Earlier this month, the US Treasury Department announced an extension to its $7,500 tax credit scheme for electric vehicles containing components from Foreign Entities of Concern, which includes China, until the end of 2026.

"There have been concerns that if Korean batteries fail to receive the US tax benefit, the cheaper Chinese batteries would sweep the EV market," an industry official said.

"Three Korean battery makers logged a combined sales of 10 trillion won ($7.3 billion) in the US market last year. If the US restriction were to come into effect from this year, their sales would drop significantly." The three battery makers are Samsung SDI, LG Energy Solution and SK On.

Graphite is used to make electric battery anodes, which is the negatively charged portion of the battery.
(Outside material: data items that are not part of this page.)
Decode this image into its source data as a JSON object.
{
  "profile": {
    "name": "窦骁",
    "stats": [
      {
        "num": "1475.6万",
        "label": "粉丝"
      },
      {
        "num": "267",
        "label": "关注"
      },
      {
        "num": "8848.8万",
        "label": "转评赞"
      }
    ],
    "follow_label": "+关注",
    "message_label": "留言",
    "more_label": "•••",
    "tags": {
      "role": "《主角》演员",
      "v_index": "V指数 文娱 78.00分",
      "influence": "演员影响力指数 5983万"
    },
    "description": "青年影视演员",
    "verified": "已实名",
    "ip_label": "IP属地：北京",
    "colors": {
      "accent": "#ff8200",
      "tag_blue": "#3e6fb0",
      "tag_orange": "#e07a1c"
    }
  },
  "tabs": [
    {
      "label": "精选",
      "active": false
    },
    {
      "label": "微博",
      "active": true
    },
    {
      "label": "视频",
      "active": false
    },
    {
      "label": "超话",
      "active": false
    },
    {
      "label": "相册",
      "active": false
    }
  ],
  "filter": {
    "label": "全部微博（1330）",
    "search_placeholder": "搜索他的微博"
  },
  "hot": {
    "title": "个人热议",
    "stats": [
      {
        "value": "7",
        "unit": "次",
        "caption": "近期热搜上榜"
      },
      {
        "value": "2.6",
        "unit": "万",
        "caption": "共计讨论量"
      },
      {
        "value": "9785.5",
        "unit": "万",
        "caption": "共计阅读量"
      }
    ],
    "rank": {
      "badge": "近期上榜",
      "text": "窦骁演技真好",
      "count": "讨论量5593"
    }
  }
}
South Korea is heavily reliant on graphite imports from China, which currently accounts for 70 percent of the global output of graphite.

According to the Trade Ministry, Korea imported $241 million worth of synthetic and natural graphite for battery production in 2022, 93.7 percent of which were imported from China.

Against this backdrop, the US' plan to restrict China-sourced materials in batteries eligible for its EV tax credits starting this year, had raised concerns as Korean battery makers supply 30 of the 36 EV models receiving the US tax benefit.

"It is good that the restriction has been pushed back. If battery makers don't move quickly to find other sources for graphite, they will be in crisis again," said Park Jae-bum, a senior principal researcher at Posco Research Institute.

Posco Future M, which is Korea's only company producing cathode using natural graphite, forged a deal with Syrah Resources earlier this year to import a maximum of 60,000 metric tons of natural graphite products every year from Balama Graphite Operations in Mozambique, which is operated by the Australian company, for six years.

The company, which is also the sole producer of synthetic graphite in Korea, stood at No. 9 in the global cathode market in 2022, accounting for 2.3 percent of the market share.

Posco International is also in discussions with Madagascar and Tanzania to import about 90,000 tons of natural graphite annually.

LG Energy Solution also signed agreements with Syrah last June to jointly develop artificial graphite anode material for lithium-ion batteries, and issue an aggregate principal amount of $30 million in unsecured convertible notes. The battery maker is also expected to import natural graphite from Syrah Resources from 2025, under their agreement made in 2022.

Samsung SDI signed an agreement with Syrah last year for the supply of natural graphite cathodes. The company said it is testing Syrah's product in its batteries until July, and expects to source 10,000 tons of the natural graphite annually from 2026.

SK On inked a conditional offtake agreement with US graphite company Westwater Resources in February to secure battery-grade natural graphite in North America.

Under the agreement, SK On will be able to source a total of 34,000 tons of natural graphite anode products processed at Westwater’s Kellyton Graphite Plant located near Kellyton, Alabama from 2027 to 2031. SK On said it plans to use the product for its battery manufacturing facilities in the US.

The company also signed a joint development agreement with Urbix, an American graphite processor, last year to jointly develop high-performance anode materials customized for SK On batteries.

Following the US Treasury Department's decision, Korea's Trade Ministry announced a support program worth 9.7 trillion won ($7.07 billion) to help domestic battery makers to find new graphite suppliers outside of China in the next two years.

"Close cooperation between Korea's car and battery manufacturers and the government is crucial," Korea's Industry Minister Ahn Duk-geun said, underscoring the importance of diversifying and stable management of the supply chain of critical materials, in a meeting of the government and the private sector last week.